In a statement, the European council for plasticisers and intermediates (ECPI) said the Commission's decision to propose an immediate ban on phthalates in toys intended to be sucked by young children was "totally unjustified". "There is not a shred of evidence pointing to a risk, let alone a 'serious and immediate risk'," said director David Cadogan, referring to the Commission's justification for the ban, which must now be approved by member states at a meeting later this month.
The Commission said it was acting on advice from a scientific committee which has concluded that the six phthalates are "liable to cause serious adverse health effects." Mr Cadogan claimed, however, that the Commission had bowed to pressure from Greenpeace and aroused "extreme concern" after "putting politics before science." The industry wants the Commission instead to set maximum limits for the migration of the substances from toys during sucking.
More serious, he said, was the likely consequence that toy manufacturers would have to use other plasticisers or materials about which far less was known. A Commission official confirmed yesterday that any alternatives would have to be approved by its scientific committee as safe for use.
Greenpeace welcomed the move to ban toys containing phthalates designed to be sucked by small children, but said the decision to exclude other baby toys from the ban would "fail to ensure full protection of health." The Commission said it would ask its advisory committee whether it would be appropriate to include other soft PVC toys.

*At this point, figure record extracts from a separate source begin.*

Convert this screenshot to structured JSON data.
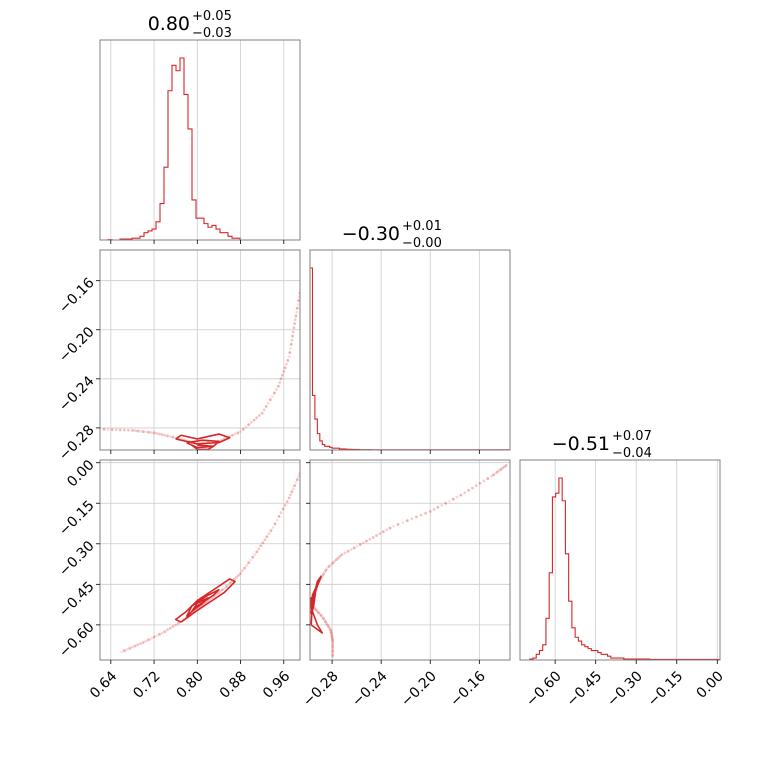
{
  "chart_data": {
    "type": "corner",
    "color": "#d62728",
    "grid": true,
    "params": [
      {
        "title_value": "0.80",
        "title_plus": "+0.05",
        "title_minus": "−0.03",
        "range": [
          0.62,
          0.99
        ],
        "ticks": [
          0.64,
          0.72,
          0.8,
          0.88,
          0.96
        ],
        "tick_labels": [
          "0.64",
          "0.72",
          "0.80",
          "0.88",
          "0.96"
        ],
        "hist_edges_start": 0.62,
        "hist_bin_width": 0.0074,
        "hist_counts": [
          0,
          0,
          0.2,
          0,
          0,
          0.5,
          0.5,
          0.5,
          1,
          1,
          2,
          4,
          5,
          6,
          10,
          20,
          40,
          82,
          96,
          93,
          100,
          80,
          61,
          22,
          12,
          12,
          9,
          7,
          8,
          6,
          4,
          4,
          2,
          1,
          1
        ]
      },
      {
        "title_value": "−0.30",
        "title_plus": "+0.01",
        "title_minus": "−0.00",
        "range": [
          -0.298,
          -0.135
        ],
        "ticks": [
          -0.28,
          -0.24,
          -0.2,
          -0.16
        ],
        "tick_labels": [
          "−0.28",
          "−0.24",
          "−0.20",
          "−0.16"
        ],
        "hist_edges_start": -0.298,
        "hist_bin_width": 0.002,
        "hist_counts": [
          100,
          30,
          17,
          9,
          5,
          3,
          2,
          2,
          1.5,
          1,
          1,
          1,
          0.6,
          0.6,
          0.5,
          0.4,
          0.4,
          0.3,
          0.3,
          0.3,
          0.2,
          0.2,
          0.2,
          0.2,
          0.2,
          0.1,
          0.1,
          0.1,
          0.1,
          0.1,
          0.1,
          0.1,
          0.1,
          0.1,
          0.1,
          0.1,
          0.1,
          0.1,
          0.1,
          0.1,
          0.1,
          0.1,
          0.1,
          0.1,
          0.1,
          0.1,
          0.1,
          0.1,
          0.1,
          0.1,
          0.1,
          0.1,
          0.1,
          0.1,
          0.1,
          0.1,
          0.1,
          0.1,
          0.1,
          0.1,
          0.1,
          0.1,
          0.1,
          0.1,
          0.1,
          0.1,
          0.1,
          0.1,
          0.1,
          0.1,
          0.1,
          0.1,
          0.1,
          0.1,
          0.1,
          0.1,
          0.1,
          0.1,
          0.1,
          0.1,
          0.1
        ]
      },
      {
        "title_value": "−0.51",
        "title_plus": "+0.07",
        "title_minus": "−0.04",
        "range": [
          -0.73,
          0.01
        ],
        "ticks": [
          -0.6,
          -0.45,
          -0.3,
          -0.15,
          0.0
        ],
        "tick_labels": [
          "−0.60",
          "−0.45",
          "−0.30",
          "−0.15",
          "0.00"
        ],
        "hist_edges_start": -0.73,
        "hist_bin_width": 0.012,
        "hist_counts": [
          0,
          0,
          0,
          0.5,
          1,
          3,
          5,
          8,
          22,
          46,
          86,
          88,
          96,
          84,
          56,
          31,
          17,
          12,
          10,
          8,
          7,
          6,
          5,
          5,
          4,
          3,
          3,
          2,
          1,
          1,
          1,
          1,
          0.5,
          0.5,
          0.5,
          0.5,
          0.5,
          0.5,
          0.5,
          0.5,
          0.3,
          0.3,
          0.3,
          0.3,
          0.3,
          0.3,
          0.3,
          0.3,
          0.3,
          0.3,
          0.3,
          0.3,
          0.3,
          0.3,
          0.3,
          0.3,
          0.3,
          0.3,
          0.3,
          0.3,
          0.3,
          0.3
        ]
      }
    ],
    "pairs": [
      {
        "row": 1,
        "col": 0,
        "trend": [
          [
            0.62,
            -0.281
          ],
          [
            0.68,
            -0.282
          ],
          [
            0.72,
            -0.284
          ],
          [
            0.76,
            -0.288
          ],
          [
            0.8,
            -0.293
          ],
          [
            0.84,
            -0.291
          ],
          [
            0.88,
            -0.283
          ],
          [
            0.92,
            -0.268
          ],
          [
            0.95,
            -0.246
          ],
          [
            0.97,
            -0.222
          ],
          [
            0.98,
            -0.195
          ],
          [
            0.99,
            -0.17
          ]
        ],
        "contours": [
          [
            [
              0.76,
              -0.289
            ],
            [
              0.8,
              -0.293
            ],
            [
              0.84,
              -0.292
            ],
            [
              0.86,
              -0.288
            ],
            [
              0.84,
              -0.285
            ],
            [
              0.8,
              -0.289
            ],
            [
              0.77,
              -0.286
            ],
            [
              0.76,
              -0.289
            ]
          ],
          [
            [
              0.78,
              -0.292
            ],
            [
              0.8,
              -0.296
            ],
            [
              0.83,
              -0.295
            ],
            [
              0.84,
              -0.291
            ],
            [
              0.81,
              -0.29
            ],
            [
              0.78,
              -0.292
            ]
          ],
          [
            [
              0.79,
              -0.294
            ],
            [
              0.8,
              -0.2975
            ],
            [
              0.82,
              -0.2975
            ],
            [
              0.83,
              -0.295
            ],
            [
              0.8,
              -0.294
            ]
          ]
        ]
      },
      {
        "row": 2,
        "col": 0,
        "trend": [
          [
            0.66,
            -0.7
          ],
          [
            0.7,
            -0.665
          ],
          [
            0.74,
            -0.625
          ],
          [
            0.78,
            -0.575
          ],
          [
            0.8,
            -0.545
          ],
          [
            0.82,
            -0.51
          ],
          [
            0.85,
            -0.465
          ],
          [
            0.88,
            -0.41
          ],
          [
            0.91,
            -0.33
          ],
          [
            0.94,
            -0.24
          ],
          [
            0.97,
            -0.13
          ],
          [
            0.99,
            -0.04
          ]
        ],
        "contours": [
          [
            [
              0.77,
              -0.59
            ],
            [
              0.79,
              -0.56
            ],
            [
              0.82,
              -0.52
            ],
            [
              0.85,
              -0.48
            ],
            [
              0.87,
              -0.44
            ],
            [
              0.86,
              -0.43
            ],
            [
              0.83,
              -0.47
            ],
            [
              0.8,
              -0.51
            ],
            [
              0.78,
              -0.55
            ],
            [
              0.76,
              -0.58
            ],
            [
              0.77,
              -0.59
            ]
          ],
          [
            [
              0.78,
              -0.57
            ],
            [
              0.8,
              -0.53
            ],
            [
              0.83,
              -0.49
            ],
            [
              0.84,
              -0.47
            ],
            [
              0.82,
              -0.49
            ],
            [
              0.79,
              -0.53
            ],
            [
              0.78,
              -0.57
            ]
          ],
          [
            [
              0.79,
              -0.55
            ],
            [
              0.81,
              -0.52
            ],
            [
              0.82,
              -0.5
            ],
            [
              0.8,
              -0.52
            ],
            [
              0.79,
              -0.55
            ]
          ]
        ]
      },
      {
        "row": 2,
        "col": 1,
        "trend": [
          [
            -0.2795,
            -0.72
          ],
          [
            -0.2795,
            -0.66
          ],
          [
            -0.281,
            -0.62
          ],
          [
            -0.288,
            -0.57
          ],
          [
            -0.296,
            -0.53
          ],
          [
            -0.292,
            -0.45
          ],
          [
            -0.284,
            -0.39
          ],
          [
            -0.272,
            -0.34
          ],
          [
            -0.252,
            -0.29
          ],
          [
            -0.23,
            -0.235
          ],
          [
            -0.2,
            -0.18
          ],
          [
            -0.175,
            -0.12
          ],
          [
            -0.15,
            -0.05
          ],
          [
            -0.138,
            -0.01
          ]
        ],
        "contours": [
          [
            [
              -0.297,
              -0.6
            ],
            [
              -0.296,
              -0.51
            ],
            [
              -0.292,
              -0.44
            ],
            [
              -0.289,
              -0.42
            ],
            [
              -0.294,
              -0.48
            ],
            [
              -0.296,
              -0.55
            ],
            [
              -0.292,
              -0.6
            ],
            [
              -0.288,
              -0.63
            ],
            [
              -0.297,
              -0.6
            ]
          ],
          [
            [
              -0.297,
              -0.56
            ],
            [
              -0.296,
              -0.49
            ],
            [
              -0.293,
              -0.46
            ],
            [
              -0.295,
              -0.53
            ],
            [
              -0.297,
              -0.56
            ]
          ],
          [
            [
              -0.2975,
              -0.54
            ],
            [
              -0.297,
              -0.5
            ],
            [
              -0.296,
              -0.52
            ],
            [
              -0.2975,
              -0.54
            ]
          ]
        ]
      }
    ],
    "row_axes": [
      {},
      {
        "range": [
          -0.298,
          -0.135
        ],
        "ticks": [
          -0.28,
          -0.24,
          -0.2,
          -0.16
        ],
        "tick_labels": [
          "−0.28",
          "−0.24",
          "−0.20",
          "−0.16"
        ]
      },
      {
        "range": [
          -0.73,
          0.01
        ],
        "ticks": [
          -0.6,
          -0.45,
          -0.3,
          -0.15,
          0.0
        ],
        "tick_labels": [
          "−0.60",
          "−0.45",
          "−0.30",
          "−0.15",
          "0.00"
        ]
      }
    ]
  }
}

Greenpeace also described as "utterly irresponsible" the Commission's decision not to order a withdrawal of phthalate-containing products already in retailers' stocks and instead to leave such measures to the discretion of individual member states and manufacturers.
Toy industry spokesman Maurits Bruggink told ENDS Daily, however, that consumer pressure meant few of the products covered by the ban now contained phthalates and that "market forces" would remove the rest from sale without difficulty. In contrast, he said, the Commission proposal to label other phthalate-containing toys would cause the industry a "practical problem".